At the war’s end, Mr. Gross decides to find Charity Greene Wiggins, Tom’s mom, and bring her to Edgemere, an all-black island of refugees and freedmen. He promises her a reunion with her long-lost son, Tom. Although she is there for several weeks before actually seeing Tom, he is eventually brought to her. While Charity is waiting at Edgemere, Tabbs Gross returns to New York City where he has discovers that Eliza lives with Tom in an apartment after she has been staying in the country, basically hiding Tom from the world. Tabbs goes to their apartment, tells Eliza that he is there to get Tom and return him to his mother since he is now a free man. Exhausted from the non-stop care of Tom and her feelings of isolation from the world, she lets him go. At Edgemere, Tom refuses to play music and is very cold to his own mother for quite some time.
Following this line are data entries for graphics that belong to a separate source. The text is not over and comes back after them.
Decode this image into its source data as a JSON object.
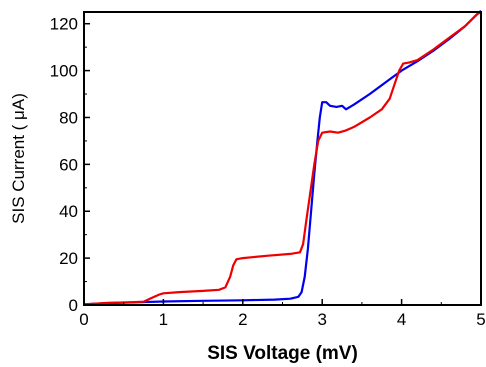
{
  "chart_data": {
    "type": "line",
    "xlabel": "SIS Voltage (mV)",
    "ylabel": "SIS Current  ( μA)",
    "xlim": [
      0,
      5
    ],
    "ylim": [
      0,
      125
    ],
    "x_ticks": [
      0,
      1,
      2,
      3,
      4,
      5
    ],
    "y_ticks": [
      0,
      20,
      40,
      60,
      80,
      100,
      120
    ],
    "grid": false,
    "legend": "none",
    "series": [
      {
        "color": "#0000ee",
        "points": [
          [
            0.0,
            0.3
          ],
          [
            0.3,
            0.8
          ],
          [
            0.7,
            1.2
          ],
          [
            1.0,
            1.5
          ],
          [
            1.5,
            1.8
          ],
          [
            2.0,
            2.0
          ],
          [
            2.4,
            2.3
          ],
          [
            2.6,
            2.7
          ],
          [
            2.7,
            3.5
          ],
          [
            2.74,
            5.5
          ],
          [
            2.78,
            12
          ],
          [
            2.82,
            24
          ],
          [
            2.86,
            40
          ],
          [
            2.9,
            56
          ],
          [
            2.94,
            70
          ],
          [
            2.97,
            80
          ],
          [
            3.0,
            86.5
          ],
          [
            3.05,
            86.5
          ],
          [
            3.1,
            85
          ],
          [
            3.18,
            84.5
          ],
          [
            3.25,
            85
          ],
          [
            3.3,
            83.5
          ],
          [
            3.4,
            85.5
          ],
          [
            3.6,
            90
          ],
          [
            3.8,
            95
          ],
          [
            4.0,
            100
          ],
          [
            4.2,
            104
          ],
          [
            4.4,
            108.5
          ],
          [
            4.6,
            113.5
          ],
          [
            4.8,
            119
          ],
          [
            4.95,
            124
          ],
          [
            5.0,
            125.5
          ]
        ]
      },
      {
        "color": "#ee0000",
        "points": [
          [
            0.0,
            0.3
          ],
          [
            0.3,
            0.9
          ],
          [
            0.6,
            1.2
          ],
          [
            0.75,
            1.4
          ],
          [
            0.85,
            3
          ],
          [
            0.95,
            4.5
          ],
          [
            1.0,
            5
          ],
          [
            1.2,
            5.5
          ],
          [
            1.5,
            6
          ],
          [
            1.7,
            6.5
          ],
          [
            1.78,
            7.5
          ],
          [
            1.84,
            12
          ],
          [
            1.88,
            17
          ],
          [
            1.92,
            19.5
          ],
          [
            2.0,
            20
          ],
          [
            2.3,
            21
          ],
          [
            2.6,
            21.8
          ],
          [
            2.72,
            22.5
          ],
          [
            2.76,
            26
          ],
          [
            2.8,
            36
          ],
          [
            2.85,
            48
          ],
          [
            2.9,
            60
          ],
          [
            2.95,
            70
          ],
          [
            3.0,
            73.5
          ],
          [
            3.1,
            74
          ],
          [
            3.2,
            73.5
          ],
          [
            3.3,
            74.5
          ],
          [
            3.4,
            76
          ],
          [
            3.6,
            80
          ],
          [
            3.75,
            83.5
          ],
          [
            3.85,
            88
          ],
          [
            3.92,
            95
          ],
          [
            3.97,
            100
          ],
          [
            4.02,
            103
          ],
          [
            4.1,
            103.5
          ],
          [
            4.2,
            104.5
          ],
          [
            4.4,
            109
          ],
          [
            4.6,
            114
          ],
          [
            4.8,
            119
          ],
          [
            4.95,
            124
          ],
          [
            5.0,
            125
          ]
        ]
      }
    ]
  }
}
When events at Edgemere take a turn for the worse and Charity is already in the city working in the refugee camps, Tabbs dresses as a woman, takes Tom and a young orphan boy whom he’s taken pity upon, and sneaks into the city and then further into the country where Eliza is now living once again, alone this time. He convinces her that it’s too dangerous for Tom in the North and suggests that the four of them travel together and move to the South where soldiers guard the blacks from harm since the war’s end. Along the way, Tabbs’ disguise is revealed, and he is attacked by the white men on the train. The young orphan boy, who carries a shank or blade in his belt, comes to Tabbs’ defense. Both are overtaken by the angry whites on the train. Eliza and Tom make it to their southern destination where they live in seclusion until the beautiful mysterious music coming from their apartment eventually comes to a stop.